De manière surabondante, Mme Trochon invoque à bon droit la violation par la SARL Fontenoy Groupe Immobilier du respect du délai de rétractation de 7 jours, pour avoir informé Mme Trochon dès le 12 février 2011 qu'elle avait trouvé un acquéreur, soit 4 jours après la signature du premier mandat déclaré nul et avant l'envoi par voie postale du second mandat.

Il convient en conséquence de constater la nullité des deux mandats, de réformer le jugement et de débouter la SARL Fontenoy de sa demande.

Sur la demande de dommages et intérêts

Mme Trochon, âgée de 79 ans lors des faits et qui justifie de sa vulnérabilité au moyen d'un certificat médical, a subi, du fait de l'attitude fautive de la SARL Fontenoy se manifestant tant dans l'établissement du lien contractuel que dans la réclamation immédiate du paiement de sa commission par courrier du 18 février 2011, un préjudice moral dont la SARL Fontenoy doit réparation à hauteur de 1 000 euro.

Il est en outre inéquitable de laisser à la charge de Mme Trochon les frais irrépétibles qu'elle a dû exposer en première instance et en appel et pour lesquels il lui sera alloué une somme de 3 000 euro.
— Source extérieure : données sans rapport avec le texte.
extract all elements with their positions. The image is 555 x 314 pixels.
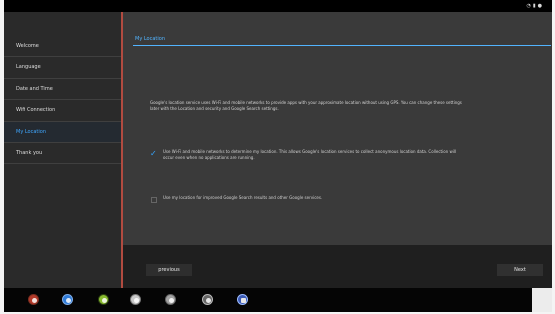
next-button[interactable]: Next: [497, 264, 543, 276]
sidebar-item-thank-you[interactable]: Thank you: [4, 143, 121, 165]
google-search-location-label: Use my location for improved Google Sear…: [163, 195, 323, 200]
sidebar-list: Welcome Language Date and Time Wifi Conn…: [4, 36, 121, 165]
previous-button[interactable]: previous: [146, 264, 192, 276]
sidebar-item-label: Wifi Connection: [16, 107, 56, 114]
location-description: Google's location service uses Wi-Fi and…: [150, 100, 462, 111]
sidebar-item-my-location[interactable]: My Location: [4, 121, 121, 143]
checkbox-empty-icon[interactable]: [151, 197, 157, 203]
email-icon[interactable]: [237, 294, 248, 305]
corner-shade: [532, 288, 552, 312]
status-icons: ◔▮●: [526, 3, 544, 9]
clock-icon: ●: [537, 3, 544, 9]
sidebar-item-label: My Location: [16, 128, 47, 135]
setup-sidebar: Welcome Language Date and Time Wifi Conn…: [4, 12, 121, 288]
page-title: My Location: [135, 36, 166, 42]
wifi-location-label: Use Wi-Fi and mobile networks to determi…: [163, 149, 457, 160]
sidebar-item-welcome[interactable]: Welcome: [4, 36, 121, 58]
sidebar-item-label: Welcome: [16, 43, 39, 49]
status-bar: ◔▮●: [4, 0, 552, 12]
sidebar-item-wifi-connection[interactable]: Wifi Connection: [4, 100, 121, 122]
settings-icon[interactable]: [130, 294, 141, 305]
sidebar-item-date-time[interactable]: Date and Time: [4, 79, 121, 101]
setup-screen: ◔▮● Welcome Language Date and Time Wifi …: [4, 0, 552, 312]
checkmark-icon[interactable]: ✓: [150, 150, 158, 158]
browser-icon[interactable]: [62, 294, 73, 305]
title-underline: [133, 45, 551, 46]
android-icon[interactable]: [98, 294, 109, 305]
navigation-footer: previous Next: [123, 245, 552, 288]
sidebar-item-label: Language: [16, 64, 41, 71]
sidebar-item-label: Thank you: [16, 149, 43, 156]
sidebar-item-language[interactable]: Language: [4, 57, 121, 79]
sidebar-item-label: Date and Time: [16, 85, 53, 92]
location-settings-panel: My Location Google's location service us…: [123, 12, 552, 245]
camera-icon[interactable]: [202, 294, 213, 305]
taskbar: [4, 288, 552, 312]
launcher-icon[interactable]: [28, 294, 39, 305]
audio-icon[interactable]: [165, 294, 176, 305]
Par ces motifs : Infirme le jugement en toutes ses dispositions ; Statuant à nouveau : Déboute la SARL Fontenoy Groupe Immobilier de ses demandes ; Condamne la SARL Fontenoy Groupe Immobilier à verser à Mme Trochon : - la somme de 1 000 euro à titre de dommages et intérêts ; - la somme de 3 000 euro en application de l'article 700 du Code de procédure civile ; Condamne la SARL Fontenoy Groupe Immobilier aux dépens de première instance et d'appel qui pourront être recouvrés conformément aux dispositions de l'article 699 du Code de procédure civile.